Un principe de couture transposé au soulier
Chez Issey Miyake, tout part d’un geste fondateur : envelopper le corps dans une seule pièce de tissu, sans multiplier les découpes ni les assemblages. C’est cette philosophie que Satoshi Kondo, designer à l’origine du projet, a cherché à traduire en chaussure. Le résultat, c’est un soulier où une unique pièce de cuir se drapée autour du pied, épousant sa forme sans jamais l’emprisonner dans une construction rigide.
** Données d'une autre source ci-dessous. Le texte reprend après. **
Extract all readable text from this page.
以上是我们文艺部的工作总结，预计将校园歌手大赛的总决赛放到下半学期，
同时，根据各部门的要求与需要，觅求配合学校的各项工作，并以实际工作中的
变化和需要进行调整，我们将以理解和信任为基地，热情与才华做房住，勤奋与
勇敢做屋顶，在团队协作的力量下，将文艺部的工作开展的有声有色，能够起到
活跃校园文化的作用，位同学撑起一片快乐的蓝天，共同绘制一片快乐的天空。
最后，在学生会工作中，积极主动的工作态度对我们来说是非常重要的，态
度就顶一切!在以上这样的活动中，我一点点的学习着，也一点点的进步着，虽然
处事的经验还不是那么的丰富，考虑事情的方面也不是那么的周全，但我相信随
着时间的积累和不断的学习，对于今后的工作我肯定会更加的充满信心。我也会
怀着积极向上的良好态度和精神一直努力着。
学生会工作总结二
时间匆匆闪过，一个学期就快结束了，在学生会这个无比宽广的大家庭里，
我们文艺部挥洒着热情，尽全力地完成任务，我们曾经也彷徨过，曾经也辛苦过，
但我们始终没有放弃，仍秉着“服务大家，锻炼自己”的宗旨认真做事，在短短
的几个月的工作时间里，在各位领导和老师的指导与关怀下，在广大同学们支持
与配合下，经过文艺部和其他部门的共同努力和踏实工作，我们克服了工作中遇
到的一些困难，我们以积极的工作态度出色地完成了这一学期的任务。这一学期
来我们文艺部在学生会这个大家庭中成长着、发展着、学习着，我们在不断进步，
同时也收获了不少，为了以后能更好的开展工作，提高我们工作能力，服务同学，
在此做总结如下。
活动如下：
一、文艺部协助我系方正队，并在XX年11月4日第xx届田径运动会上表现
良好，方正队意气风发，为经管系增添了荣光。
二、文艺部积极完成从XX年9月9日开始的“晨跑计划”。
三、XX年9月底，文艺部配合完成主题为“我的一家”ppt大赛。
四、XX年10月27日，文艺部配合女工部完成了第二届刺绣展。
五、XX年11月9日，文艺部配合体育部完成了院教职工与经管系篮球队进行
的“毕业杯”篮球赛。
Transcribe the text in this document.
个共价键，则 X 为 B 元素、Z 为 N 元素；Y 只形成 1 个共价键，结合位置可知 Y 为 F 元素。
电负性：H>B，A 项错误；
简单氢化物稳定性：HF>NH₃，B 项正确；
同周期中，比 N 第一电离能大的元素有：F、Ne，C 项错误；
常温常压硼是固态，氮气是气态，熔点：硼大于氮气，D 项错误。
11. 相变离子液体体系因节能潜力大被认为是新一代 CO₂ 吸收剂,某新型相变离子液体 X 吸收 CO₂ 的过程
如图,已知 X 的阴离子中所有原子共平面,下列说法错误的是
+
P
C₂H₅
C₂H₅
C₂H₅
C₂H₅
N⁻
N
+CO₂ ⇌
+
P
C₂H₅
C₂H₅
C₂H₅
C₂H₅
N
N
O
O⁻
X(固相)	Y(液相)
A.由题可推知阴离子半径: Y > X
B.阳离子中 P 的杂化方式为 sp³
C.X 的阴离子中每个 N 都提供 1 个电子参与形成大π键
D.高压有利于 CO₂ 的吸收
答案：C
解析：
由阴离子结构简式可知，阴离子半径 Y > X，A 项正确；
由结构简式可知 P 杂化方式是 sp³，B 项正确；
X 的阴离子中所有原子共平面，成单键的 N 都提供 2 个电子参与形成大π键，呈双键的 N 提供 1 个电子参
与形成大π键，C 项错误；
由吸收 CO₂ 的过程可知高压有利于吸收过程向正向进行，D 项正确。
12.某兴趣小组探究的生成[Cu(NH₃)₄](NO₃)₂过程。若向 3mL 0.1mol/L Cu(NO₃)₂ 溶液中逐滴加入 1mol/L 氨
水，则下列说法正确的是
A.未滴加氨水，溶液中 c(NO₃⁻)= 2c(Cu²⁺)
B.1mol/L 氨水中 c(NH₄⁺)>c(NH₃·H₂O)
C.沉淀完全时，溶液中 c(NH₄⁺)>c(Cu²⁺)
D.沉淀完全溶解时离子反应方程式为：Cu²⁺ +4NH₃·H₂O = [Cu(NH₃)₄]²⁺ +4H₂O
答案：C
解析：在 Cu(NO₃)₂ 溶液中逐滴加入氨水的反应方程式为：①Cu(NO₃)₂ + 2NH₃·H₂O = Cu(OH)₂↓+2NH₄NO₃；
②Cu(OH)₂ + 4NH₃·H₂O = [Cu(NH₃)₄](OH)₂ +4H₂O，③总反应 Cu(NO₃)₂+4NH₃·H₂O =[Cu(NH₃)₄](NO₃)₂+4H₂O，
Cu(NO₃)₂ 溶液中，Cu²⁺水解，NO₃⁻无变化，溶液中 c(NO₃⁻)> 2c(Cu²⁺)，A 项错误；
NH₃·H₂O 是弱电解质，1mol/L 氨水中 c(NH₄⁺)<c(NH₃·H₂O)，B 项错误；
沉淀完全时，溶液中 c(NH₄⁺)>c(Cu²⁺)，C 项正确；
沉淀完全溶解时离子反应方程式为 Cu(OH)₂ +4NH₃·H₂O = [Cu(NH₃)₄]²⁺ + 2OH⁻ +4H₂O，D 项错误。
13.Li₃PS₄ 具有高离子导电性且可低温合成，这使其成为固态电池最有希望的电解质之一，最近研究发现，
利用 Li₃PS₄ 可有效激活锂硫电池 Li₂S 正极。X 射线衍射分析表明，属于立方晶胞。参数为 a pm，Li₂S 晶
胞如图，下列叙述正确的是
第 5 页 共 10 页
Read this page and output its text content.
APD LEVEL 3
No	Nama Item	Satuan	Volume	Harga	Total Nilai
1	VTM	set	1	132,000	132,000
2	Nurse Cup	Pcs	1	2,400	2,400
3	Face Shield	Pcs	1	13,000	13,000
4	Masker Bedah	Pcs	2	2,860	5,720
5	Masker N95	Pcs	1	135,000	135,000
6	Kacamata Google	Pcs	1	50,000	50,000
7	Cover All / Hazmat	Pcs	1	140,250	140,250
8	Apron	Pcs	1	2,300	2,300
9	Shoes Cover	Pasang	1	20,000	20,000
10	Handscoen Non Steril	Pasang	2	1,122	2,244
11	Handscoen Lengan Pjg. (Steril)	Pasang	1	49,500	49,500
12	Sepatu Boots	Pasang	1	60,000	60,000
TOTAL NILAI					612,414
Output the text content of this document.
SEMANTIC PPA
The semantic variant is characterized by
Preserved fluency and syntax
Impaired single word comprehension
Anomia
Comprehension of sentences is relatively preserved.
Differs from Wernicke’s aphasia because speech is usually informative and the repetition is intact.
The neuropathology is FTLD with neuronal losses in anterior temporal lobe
Le passage du tissu au cuir n’est pas anodin. Là où le vêtement enveloppe un corps en mouvement, la chaussure doit aussi répondre à la marche, au sol, au poids. Pourtant, le principe tient : pas d’armature, pas de contrefort, juste le matériau qui accompagne. C’est précisément ce que la maison japonaise défend depuis ses débuts dans le vêtement, et ce que cette collaboration rend lisible autrement.
Camper, le Peu, et une étymologie qui dit tout
Le nom Peu Form n’est pas une invention pour l’occasion. Il dérive du modèle Peu, l’une des lignes les plus ancrées du catalogue de Camper, dont le nom vient du majorquin et signifie simplement pied. Ce choix lexical résume bien l’approche de la marque espagnole : aller à l’essentiel, nommer les choses pour ce qu’elles sont.
Le geste en deux temps
Ce qui distingue le Peu Form dans l’usage quotidien, c’est sa double lecture. On peut le porter comme un soulier classique, talon maintenu, chaussure fermée. On peut aussi rabattre la partie arrière sous le pied et le transformer instantanément en mule.
Ce geste d’une seconde change complètement le rapport à l’objet. La chaussure ne s’adapte pas à une occasion particulière : elle s’adapte à une humeur, à un moment de la journée, à l’envie de simplicité ou de maintien. C’est une forme de polyvalence qui ne doit rien à un mécanisme ou à une fermeture technique, mais uniquement à la souplesse du cuir et à l’absence de structure contraignante.
Pour Issey Miyake, dont le travail a toujours questionné la relation entre le vêtement et le corps, cette liberté de port résonne avec quelque chose de plus profond qu’une simple option de style.
De nouveaux coloris pour un modèle déjà posé
L’annonce de 2026 ne porte pas sur un nouveau modèle. La collaboration entre Issey Miyake et Camper a été lancée en 2025, et c’est bien le Peu Form qui revient ici, enrichi de nouveaux coloris. C’est un signe de maturité pour cette coopération : le modèle n’a pas besoin d’être repensé, il s’élargit.
Proposer de nouvelles teintes sur une forme déjà établie, c’est aussi une manière de confirmer que le Peu Form n’était pas une expérience isolée. Deux maisons qui chacune revendiquent un demi-siècle de pratique ne s’engagent pas dans une collaboration pour une seule saison. Les coloris inédits prolongent l’objet dans le temps, et invitent ceux qui avaient hésité à s’y pencher à nouveau, différemment.